Relato sobre la vida en una residencia de mayores: La Escuela

Un nuevo relato corto sobre la vida en una residencia de mayores.  Recordad que, si tenéis una vena literaria y queréis compartir vuestros textos, estaremos encantados de difundirlos.

La escuela

Doña Pilar es una mujer enjuta, de agradable conversación, serena y ágil que, a sus ochenta y siete años recién cumplidos, sigue teniendo el aspecto de lo que siempre fue, una maestra de escuela, como se decía antes.

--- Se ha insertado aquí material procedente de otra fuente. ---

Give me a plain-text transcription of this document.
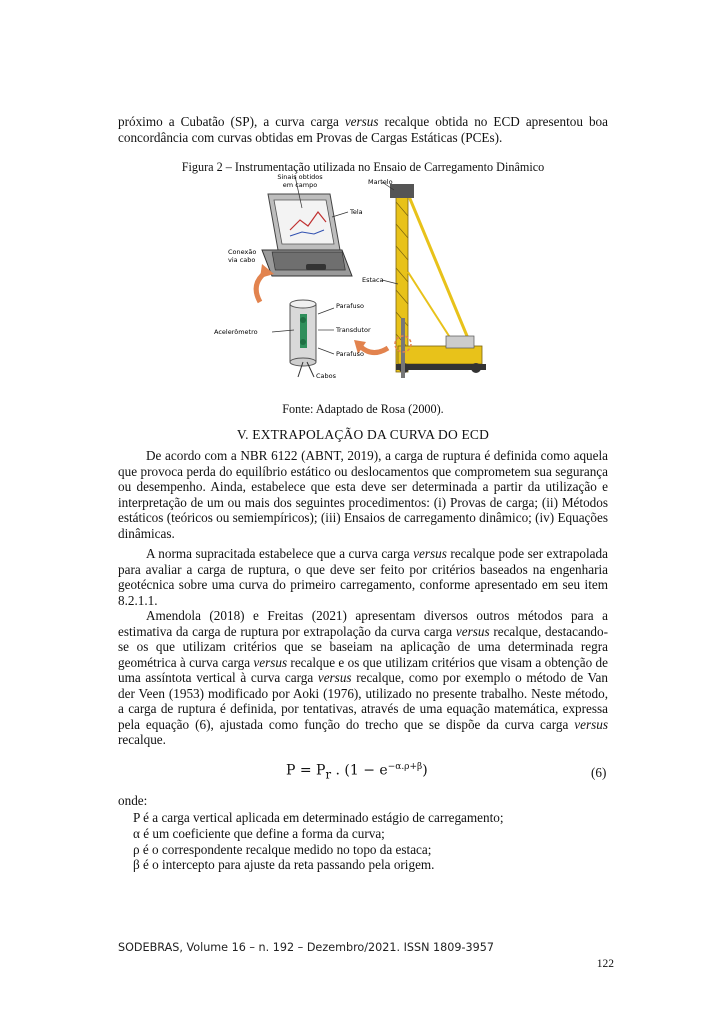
próximo a Cubatão (SP), a curva carga versus recalque obtida no ECD apresentou boa concordância com curvas obtidas em Provas de Cargas Estáticas (PCEs).
Figura 2 – Instrumentação utilizada no Ensaio de Carregamento Dinâmico
Sinais obtidos
em campo
Tela
Martelo
Conexão
via cabo
Estaca
Parafuso
Transdutor
Acelerômetro
Parafuso
Cabos
Fonte: Adaptado de Rosa (2000).
V. EXTRAPOLAÇÃO DA CURVA DO ECD
De acordo com a NBR 6122 (ABNT, 2019), a carga de ruptura é definida como aquela que provoca perda do equilíbrio estático ou deslocamentos que comprometem sua segurança ou desempenho. Ainda, estabelece que esta deve ser determinada a partir da utilização e interpretação de um ou mais dos seguintes procedimentos: (i) Provas de carga; (ii) Métodos estáticos (teóricos ou semiempíricos); (iii) Ensaios de carregamento dinâmico; (iv) Equações dinâmicas.
A norma supracitada estabelece que a curva carga versus recalque pode ser extrapolada para avaliar a carga de ruptura, o que deve ser feito por critérios baseados na engenharia geotécnica sobre uma curva do primeiro carregamento, conforme apresentado em seu item 8.2.1.1.
Amendola (2018) e Freitas (2021) apresentam diversos outros métodos para a estimativa da carga de ruptura por extrapolação da curva carga versus recalque, destacando-se os que utilizam critérios que se baseiam na aplicação de uma determinada regra geométrica à curva carga versus recalque e os que utilizam critérios que visam a obtenção de uma assíntota vertical à curva carga versus recalque, como por exemplo o método de Van der Veen (1953) modificado por Aoki (1976), utilizado no presente trabalho. Neste método, a carga de ruptura é definida, por tentativas, através de uma equação matemática, expressa pela equação (6), ajustada como função do trecho que se dispõe da curva carga versus recalque.
$P = P_r$ . $(1 - e^{-\alpha.\rho+\beta})$	(6)
onde:
P é a carga vertical aplicada em determinado estágio de carregamento;
α é um coeficiente que define a forma da curva;
ρ é o correspondente recalque medido no topo da estaca;
β é o intercepto para ajuste da reta passando pela origem.
SODEBRAS, Volume 16 – n. 192 – Dezembro/2021. ISSN 1809-3957
122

Profesora de 99 añosSesenta años hace que empezó la tarea de educar y ayudar a crecer intelectualmente a niños y niñas en una época en la que nada era fácil, y mucho menos si no comulgabas con la ideología forzada del régimen. Si para algo le sirvió esa situación, fue para agudizar el ingenio que permitía la supervivencia y la transmisión de sus enseñanzas y de la trasmisión de sus enseñanzas, que iban mucho más allá del abecedario y las cuentas: se alargaban a la vida, al pensamiento, al mundo.

Doña Pilar, resuelta después de haber recibido el regalo maravilloso ofrecido por sus ya casi ancianos exalumnos de visitarla el día de su cumpleaños, se dirige al despacho de la directora de la residencia donde vive desde hace unos años para notificarle su decisión de abrir una escuela.

—¿Cómo dice, Pilar? —pregunta asombrada y medio incrédula su interlocutora.

—Pues eso, Sofía, que la visita del otro día me ha hecho sentir joven de nuevo, llena de vida y ganas para hacer lo que siempre he hecho, para volver a ser lo que siempre he sido: maestra. Y, sin falsa modestia, creo que no se me ha dado mal la cosa.

—Me consta, Pilar, me consta. Sus antiguos alumnos que vinieron el otro día no hacían otra cosa que hablar maravillas de usted, de lo que les ayudó, de lo divertidas y entrañables que eran sus clases,… Pero aquí, Pilar, ¿qué podemos hacer?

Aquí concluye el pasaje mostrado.